Salvador Camarena: Ok, pero mientras, ¿quién va a gobernar?

El 5 de febrero, el Presidente anunció las iniciativas de reforma a la Constitución
El 5 de febrero, el Presidente anunció las iniciativas de reforma a la Constitución
AMLO.El 5 de febrero, el Presidente anunció las iniciativas de reforma a la Constitución
Cuartoscuro
autor
Salvador Camarena
Periodista
2024-02-07 |06:01 Hrs.Actualización06:01 Hrs.

En pleno cierre de sexenio, cuando en México las cosas suelen salirse más de control por distracciones normales de los comicios –cambios en los puestos de mando, por ejemplo–, en la administración federal los cargos se van de encargo. 

El anuncio-banderazo de la veintena de reformas que pretende López Obrador supone que, desde ya, todo el movimiento que acompaña al Presidente se pondrá en plan de vocero y difusor de esas iniciativas. 

Así, las y los miembros del gabinete están llamados a recorrer la República en las próximas semanas para copar el debate al promocionar las supuestas bondades del paquete legislativo

El cierre del gobierno enfrenta un nuevo reto. Las y los secretarios de Estado, así como las y los directores de organismos (IMSS, Infonavit, etcétera) entran de lleno al cabildeo mediático y popular de lo que el Presidente trazó el lunes por la noche en Palacio Nacional.

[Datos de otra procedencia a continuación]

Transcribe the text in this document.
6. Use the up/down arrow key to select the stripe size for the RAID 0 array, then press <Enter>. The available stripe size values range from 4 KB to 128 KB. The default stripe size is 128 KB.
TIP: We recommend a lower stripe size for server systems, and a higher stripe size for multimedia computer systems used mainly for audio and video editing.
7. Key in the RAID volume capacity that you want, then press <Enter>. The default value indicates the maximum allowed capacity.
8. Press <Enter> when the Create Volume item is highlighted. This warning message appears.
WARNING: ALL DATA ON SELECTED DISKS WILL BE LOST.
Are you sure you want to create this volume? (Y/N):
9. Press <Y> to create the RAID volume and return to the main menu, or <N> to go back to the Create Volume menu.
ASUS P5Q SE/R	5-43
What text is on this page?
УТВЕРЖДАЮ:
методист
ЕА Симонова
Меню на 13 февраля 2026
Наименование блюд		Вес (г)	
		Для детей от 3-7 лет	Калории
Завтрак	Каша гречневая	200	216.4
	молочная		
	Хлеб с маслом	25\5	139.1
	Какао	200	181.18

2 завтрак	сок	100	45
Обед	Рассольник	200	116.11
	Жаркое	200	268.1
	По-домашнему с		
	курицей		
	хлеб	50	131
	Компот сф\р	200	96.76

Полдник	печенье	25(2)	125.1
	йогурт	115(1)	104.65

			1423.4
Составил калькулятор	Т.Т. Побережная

A la par, y como ayer mismo se especificó en la mañanera, la intercampaña será ocupada por el Presidente y parte rotativa de su equipo para, día con día, difundir propaganda al exponer en el Salón Tesorería detalles de todas y cada una de las iniciativas. 

No por nada la oposición descalifica el anuncio de AMLO señalando que se trata sólo de un elemento distractor del Presidente para que no se hable, entre otras problemáticas, de los recurrentes brotes de violencia que aquejan al país, o de insuficiencias gubernamentales en temas de la salud, etcétera. 

Para el lopezobradorismo, nada será más importante en este mes que lanzarse a las entidades a promover los cambios legislativos que Andrés Manuel pretende que sean parte de la oferta electoral, formalmente, a partir del 1 de marzo. 

Las situaciones de emergencia como la de Guerrero, donde se acumulan los retos de los grupos del crimen organizado, las nada leves secuelas de Otis y la ingobernabilidad en que están sumidas varias regiones de ese estado tendrán una atención marginal, pues el gabinete se va a esta gira del no adiós.

El gobierno podría, sin duda, decidirse a mirar hacia el futuro. Y trabajar hoy para que el siguiente gobierno –cuantimás porque ellos creen que será de su mismo signo– se beneficie de lo que se haga todo este tiempo. 

Trabajar en impulsar el nearshoring, en corregir la escasez de energía para las empresas, en activar y/u optimizar la infraestructura necesaria para la conexión por distintas vías con frontera y litorales, en agilizar trámites para exportadores e importadores, en apoyar a emprendedores.

Podría, igualmente, hacer todo lo posible para paliar los efectos de la sequía. Prevenir peores costos en esta temporada de estiaje. Buscar más apoyos para productores del agro, impulsar la racionalidad del uso del agua en ciudades.

No se diga terminar de echar a andar sus polémicos proyectos. El AIFA está a nada de cumplir dos años sin convertirse, ni remotamente, en una alternativa al caos del AICM. 

Y, por supuesto, no escatimar un segundo a atender el combate a la delincuencia, la atención a las víctimas y la prosecución de justicia en tantos casos, del pasado y de los que surjan.

El paquete de iniciativas habla de un Presidente al que le importa poco un gobierno robusto y equilibrado. Y la temporalidad de la presentación de las mismas subraya su desdén ante deudas e insuficiencias de su propia administración. 

Él y los suyos lo que quieren es la movilización permanente, no la fatiga de administrar y entregar un buen gobierno. E irse ya todos de campaña. Ok, pero, ¿mientras quién va a gobernar?